# Anglerpraxis.de – Neues Layout!



## Dok (7. Juli 2004)

Ab nächsten Monat möchten wir euch das Onlinemagazin Anglerparxis.de in einem neuem Layout präsentieren. Das neue Gewand könnt Ihr euch schon jetzt mit der Juliausgabe ansehen. Es kann bis zu der endgültigen Veröffentlichung noch ein paar kleine Änderungen geben, aber im großen und ganzen sollte alles funktionieren. 

Die Änderungen waren zum einen bitter nötig, da wir nun auch das Magazin mit GZIP anbieten um Traffic zu sparen.
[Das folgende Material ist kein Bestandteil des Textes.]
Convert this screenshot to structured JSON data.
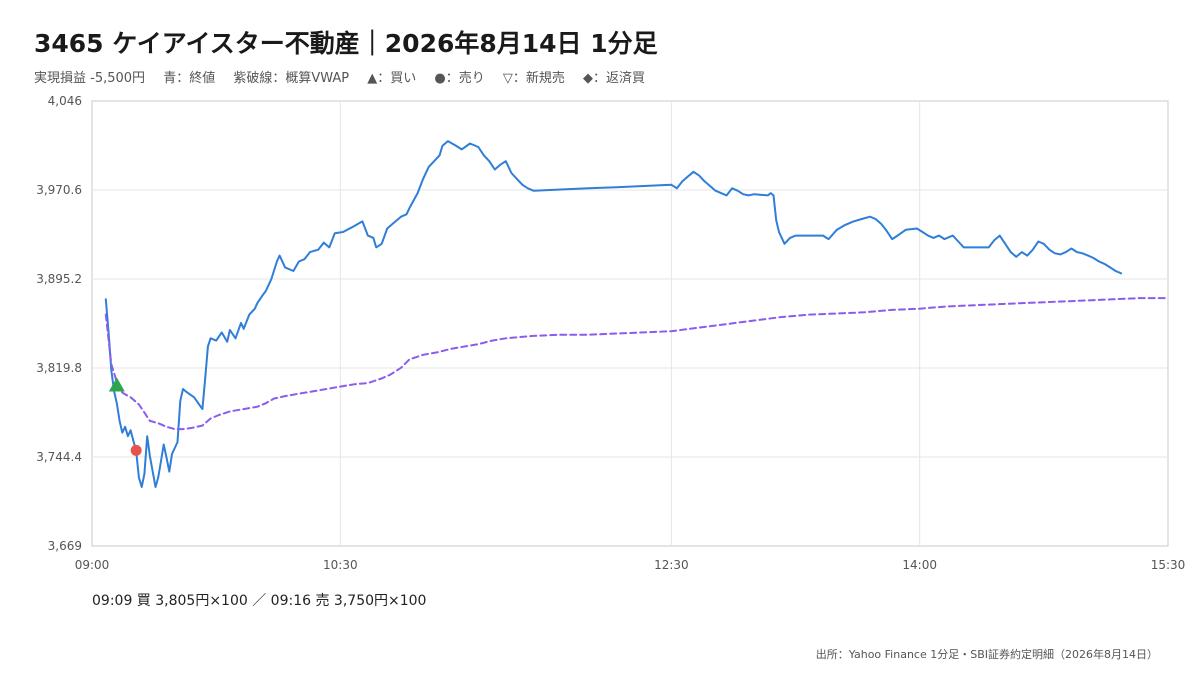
{
  "title": "3465 ケイアイスター不動産｜2026年8月14日 1分足",
  "legend": {
    "pnl": "実現損益 -5,500円",
    "blue": "青：終値",
    "purple": "紫破線：概算VWAP",
    "buy": "▲：買い",
    "sell": "●：売り",
    "new_sell": "▽：新規売",
    "repay": "◆：返済買"
  },
  "trades_text": "09:09 買 3,805円×100 ／ 09:16 売 3,750円×100",
  "source": "出所：Yahoo Finance 1分足・SBI証券約定明細（2026年8月14日）",
  "colors": {
    "close": "#2f7ed8",
    "vwap": "#8a5cf0",
    "buy": "#2da44e",
    "sell": "#e5534b"
  },
  "chart_data": {
    "type": "line",
    "x_unit": "time (HH:MM)",
    "xlim": [
      "09:00",
      "15:30"
    ],
    "ylim": [
      3669,
      4046
    ],
    "yticks": [
      "3,669",
      "3,744.4",
      "3,819.8",
      "3,895.2",
      "3,970.6",
      "4,046"
    ],
    "xticks": [
      "09:00",
      "10:30",
      "12:30",
      "14:00",
      "15:30"
    ],
    "grid": true,
    "series": [
      {
        "name": "終値",
        "style": "solid",
        "points": [
          [
            "09:05",
            3878
          ],
          [
            "09:06",
            3850
          ],
          [
            "09:07",
            3818
          ],
          [
            "09:08",
            3800
          ],
          [
            "09:09",
            3790
          ],
          [
            "09:10",
            3775
          ],
          [
            "09:11",
            3765
          ],
          [
            "09:12",
            3770
          ],
          [
            "09:13",
            3762
          ],
          [
            "09:14",
            3767
          ],
          [
            "09:15",
            3758
          ],
          [
            "09:16",
            3750
          ],
          [
            "09:17",
            3727
          ],
          [
            "09:18",
            3719
          ],
          [
            "09:19",
            3730
          ],
          [
            "09:20",
            3762
          ],
          [
            "09:21",
            3745
          ],
          [
            "09:22",
            3732
          ],
          [
            "09:23",
            3719
          ],
          [
            "09:24",
            3727
          ],
          [
            "09:25",
            3741
          ],
          [
            "09:26",
            3755
          ],
          [
            "09:27",
            3744
          ],
          [
            "09:28",
            3732
          ],
          [
            "09:29",
            3747
          ],
          [
            "09:30",
            3752
          ],
          [
            "09:31",
            3757
          ],
          [
            "09:32",
            3792
          ],
          [
            "09:33",
            3802
          ],
          [
            "09:34",
            3800
          ],
          [
            "09:37",
            3795
          ],
          [
            "09:40",
            3785
          ],
          [
            "09:41",
            3810
          ],
          [
            "09:42",
            3838
          ],
          [
            "09:43",
            3845
          ],
          [
            "09:45",
            3843
          ],
          [
            "09:47",
            3850
          ],
          [
            "09:49",
            3842
          ],
          [
            "09:50",
            3852
          ],
          [
            "09:52",
            3845
          ],
          [
            "09:54",
            3858
          ],
          [
            "09:55",
            3853
          ],
          [
            "09:57",
            3865
          ],
          [
            "09:59",
            3870
          ],
          [
            "10:00",
            3875
          ],
          [
            "10:02",
            3882
          ],
          [
            "10:03",
            3885
          ],
          [
            "10:05",
            3895
          ],
          [
            "10:07",
            3910
          ],
          [
            "10:08",
            3915
          ],
          [
            "10:10",
            3905
          ],
          [
            "10:13",
            3902
          ],
          [
            "10:15",
            3910
          ],
          [
            "10:17",
            3912
          ],
          [
            "10:19",
            3918
          ],
          [
            "10:22",
            3920
          ],
          [
            "10:24",
            3926
          ],
          [
            "10:26",
            3922
          ],
          [
            "10:28",
            3934
          ],
          [
            "10:31",
            3935
          ],
          [
            "10:35",
            3940
          ],
          [
            "10:38",
            3944
          ],
          [
            "10:40",
            3932
          ],
          [
            "10:42",
            3930
          ],
          [
            "10:43",
            3922
          ],
          [
            "10:45",
            3925
          ],
          [
            "10:47",
            3938
          ],
          [
            "10:49",
            3942
          ],
          [
            "10:52",
            3948
          ],
          [
            "10:54",
            3950
          ],
          [
            "10:55",
            3955
          ],
          [
            "10:58",
            3968
          ],
          [
            "11:00",
            3980
          ],
          [
            "11:02",
            3990
          ],
          [
            "11:04",
            3995
          ],
          [
            "11:06",
            4000
          ],
          [
            "11:07",
            4008
          ],
          [
            "11:09",
            4012
          ],
          [
            "11:12",
            4008
          ],
          [
            "11:14",
            4005
          ],
          [
            "11:17",
            4010
          ],
          [
            "11:20",
            4007
          ],
          [
            "11:22",
            4000
          ],
          [
            "11:24",
            3995
          ],
          [
            "11:26",
            3988
          ],
          [
            "11:28",
            3992
          ],
          [
            "11:30",
            3995
          ],
          [
            "11:32",
            3985
          ],
          [
            "11:34",
            3980
          ],
          [
            "11:36",
            3975
          ],
          [
            "11:38",
            3972
          ],
          [
            "11:40",
            3970
          ],
          [
            "11:50",
            3971
          ],
          [
            "12:00",
            3972
          ],
          [
            "12:10",
            3973
          ],
          [
            "12:20",
            3974
          ],
          [
            "12:30",
            3975
          ],
          [
            "12:32",
            3972
          ],
          [
            "12:34",
            3978
          ],
          [
            "12:36",
            3982
          ],
          [
            "12:38",
            3986
          ],
          [
            "12:40",
            3983
          ],
          [
            "12:42",
            3978
          ],
          [
            "12:44",
            3974
          ],
          [
            "12:46",
            3970
          ],
          [
            "12:48",
            3968
          ],
          [
            "12:50",
            3966
          ],
          [
            "12:52",
            3972
          ],
          [
            "12:54",
            3970
          ],
          [
            "12:56",
            3967
          ],
          [
            "12:58",
            3966
          ],
          [
            "13:00",
            3967
          ],
          [
            "13:05",
            3966
          ],
          [
            "13:06",
            3968
          ],
          [
            "13:07",
            3966
          ],
          [
            "13:08",
            3945
          ],
          [
            "13:09",
            3935
          ],
          [
            "13:11",
            3925
          ],
          [
            "13:13",
            3930
          ],
          [
            "13:15",
            3932
          ],
          [
            "13:20",
            3932
          ],
          [
            "13:25",
            3932
          ],
          [
            "13:27",
            3929
          ],
          [
            "13:30",
            3937
          ],
          [
            "13:33",
            3941
          ],
          [
            "13:36",
            3944
          ],
          [
            "13:39",
            3946
          ],
          [
            "13:42",
            3948
          ],
          [
            "13:44",
            3946
          ],
          [
            "13:46",
            3942
          ],
          [
            "13:48",
            3936
          ],
          [
            "13:50",
            3929
          ],
          [
            "13:52",
            3932
          ],
          [
            "13:55",
            3937
          ],
          [
            "13:59",
            3938
          ],
          [
            "14:01",
            3935
          ],
          [
            "14:03",
            3932
          ],
          [
            "14:05",
            3930
          ],
          [
            "14:07",
            3932
          ],
          [
            "14:09",
            3929
          ],
          [
            "14:12",
            3932
          ],
          [
            "14:14",
            3927
          ],
          [
            "14:16",
            3922
          ],
          [
            "14:20",
            3922
          ],
          [
            "14:25",
            3922
          ],
          [
            "14:27",
            3928
          ],
          [
            "14:29",
            3932
          ],
          [
            "14:31",
            3925
          ],
          [
            "14:33",
            3918
          ],
          [
            "14:35",
            3914
          ],
          [
            "14:37",
            3918
          ],
          [
            "14:39",
            3915
          ],
          [
            "14:41",
            3920
          ],
          [
            "14:43",
            3927
          ],
          [
            "14:45",
            3925
          ],
          [
            "14:47",
            3920
          ],
          [
            "14:49",
            3917
          ],
          [
            "14:51",
            3916
          ],
          [
            "14:53",
            3918
          ],
          [
            "14:55",
            3921
          ],
          [
            "14:57",
            3918
          ],
          [
            "14:59",
            3917
          ],
          [
            "15:01",
            3915
          ],
          [
            "15:03",
            3913
          ],
          [
            "15:05",
            3910
          ],
          [
            "15:07",
            3908
          ],
          [
            "15:09",
            3905
          ],
          [
            "15:11",
            3902
          ],
          [
            "15:13",
            3900
          ]
        ]
      },
      {
        "name": "概算VWAP",
        "style": "dashed",
        "points": [
          [
            "09:05",
            3865
          ],
          [
            "09:07",
            3823
          ],
          [
            "09:09",
            3808
          ],
          [
            "09:11",
            3799
          ],
          [
            "09:14",
            3795
          ],
          [
            "09:17",
            3789
          ],
          [
            "09:19",
            3782
          ],
          [
            "09:21",
            3775
          ],
          [
            "09:24",
            3773
          ],
          [
            "09:27",
            3770
          ],
          [
            "09:30",
            3768
          ],
          [
            "09:33",
            3768
          ],
          [
            "09:36",
            3769
          ],
          [
            "09:40",
            3771
          ],
          [
            "09:43",
            3777
          ],
          [
            "09:46",
            3780
          ],
          [
            "09:50",
            3783
          ],
          [
            "09:55",
            3785
          ],
          [
            "10:00",
            3787
          ],
          [
            "10:03",
            3790
          ],
          [
            "10:06",
            3794
          ],
          [
            "10:10",
            3796
          ],
          [
            "10:15",
            3798
          ],
          [
            "10:20",
            3800
          ],
          [
            "10:25",
            3802
          ],
          [
            "10:30",
            3804
          ],
          [
            "10:35",
            3806
          ],
          [
            "10:40",
            3807
          ],
          [
            "10:45",
            3811
          ],
          [
            "10:48",
            3814
          ],
          [
            "10:52",
            3820
          ],
          [
            "10:55",
            3827
          ],
          [
            "11:00",
            3831
          ],
          [
            "11:05",
            3833
          ],
          [
            "11:10",
            3836
          ],
          [
            "11:15",
            3838
          ],
          [
            "11:20",
            3840
          ],
          [
            "11:25",
            3843
          ],
          [
            "11:30",
            3845
          ],
          [
            "11:40",
            3847
          ],
          [
            "11:50",
            3848
          ],
          [
            "12:00",
            3848
          ],
          [
            "12:10",
            3849
          ],
          [
            "12:20",
            3850
          ],
          [
            "12:30",
            3851
          ],
          [
            "12:40",
            3854
          ],
          [
            "12:50",
            3857
          ],
          [
            "13:00",
            3860
          ],
          [
            "13:10",
            3863
          ],
          [
            "13:20",
            3865
          ],
          [
            "13:30",
            3866
          ],
          [
            "13:40",
            3867
          ],
          [
            "13:50",
            3869
          ],
          [
            "14:00",
            3870
          ],
          [
            "14:10",
            3872
          ],
          [
            "14:20",
            3873
          ],
          [
            "14:30",
            3874
          ],
          [
            "14:40",
            3875
          ],
          [
            "14:50",
            3876
          ],
          [
            "15:00",
            3877
          ],
          [
            "15:10",
            3878
          ],
          [
            "15:20",
            3879
          ],
          [
            "15:30",
            3879
          ]
        ]
      }
    ],
    "markers": [
      {
        "type": "buy",
        "symbol": "▲",
        "x": "09:09",
        "y": 3805
      },
      {
        "type": "sell",
        "symbol": "●",
        "x": "09:16",
        "y": 3750
      }
    ]
  }
}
Zum anderen war es auch von vielen gewünscht.

Ich denke auch das sich alle schnell an die „neue“ Anglerpraxis gewöhnen werden.

Schaut einfach mal rein:  http://www.anglerpraxis.doks-pages.com

Gruß
Eure Anglerpraxisredaktion

PS: Wir haben jetzt auch auf der Startseite einige Bilder auf den Beiträgen des Magazins. Sollte jemand sein Bild dort nicht wünschen bitte ich um eine kurze Nachricht!
Die Bilder werden von Zeit zu Zeit geändert.


----------



## Veit (7. Juli 2004)

*AW: Anglerpraxis.de – Neues Layout!*

Sieht alles sehr gut aus. Da schreibe ich auch gerne in Zukunft den einen oder anderen Artikel für das Magazin.


----------



## Laksos (7. Juli 2004)

*AW: Anglerpraxis.de – Neues Layout!*

Das sieht klasse aus, Dok, 
richtig "profitzionell"! 

Und sehr angenehm zu lesen und anzuschauen!  #6


----------



## Thomas9904 (7. Juli 2004)

*AW: Anglerpraxis.de – Neues Layout!*

Auch mir gefällts prima)


----------



## Meeresangler_Schwerin (7. Juli 2004)

*AW: Anglerpraxis.de – Neues Layout!*

Jo, sieht echt toll aus. Gute Arbeit. #6


----------



## STeVie (7. Juli 2004)

*AW: Anglerpraxis.de – Neues Layout!*

Saubere Arbeit, sieht gut aus!  :m  #r  #r  :m


----------



## marioschreiber (7. Juli 2004)

*AW: Anglerpraxis.de – Neues Layout!*

"Schick"


----------



## Truttafriend (7. Juli 2004)

*AW: Anglerpraxis.de – Neues Layout!*

Fein fein #h


----------



## wolle (7. Juli 2004)

*AW: Anglerpraxis.de – Neues Layout!*

gefällt mir #6


----------



## Stefan6 (7. Juli 2004)

*AW: Anglerpraxis.de – Neues Layout!*

Sieht gut aus,und übersichtlich#r


----------



## Holger F. (8. Juli 2004)

*AW: Anglerpraxis.de – Neues Layout!*

Sehr gut, gefällt mir sehr gut. #v  #v 

Petri Holger


----------



## Zanderfischer (8. Juli 2004)

*AW: Anglerpraxis.de – Neues Layout!*

Kann man nicht meckern. #r


----------



## Blauortsand (8. Juli 2004)

*AW: Anglerpraxis.de – Neues Layout!*

Gefällt mir gut! Ist aufjedenfall nach vorne losgegangen die Veränderung! Übersichtlicher .... ! Weiter so!!!


----------



## TomK (8. Juli 2004)

*AW: Anglerpraxis.de – Neues Layout!*

Sieht wirklich gut aus! Was mich allerdings etwas stört ist, dass die rechte Maustaste "deaktiviert" ist. Zum Quellcodeschutz nützt das sowieso nichts.

Grüße


----------



## Hiddi (8. Juli 2004)

*AW: Anglerpraxis.de – Neues Layout!*

Gefällt mir, sieht gut aus, echt SPITZE #r #6 :m


----------



## Petrusautor (3. September 2004)

*AW: Anglerpraxis.de – Neues Layout!*

Das neue Layout gefällt mir gut. Erscheint übersichtlicher.
Prima Idee, die optische Runderneuerung.


----------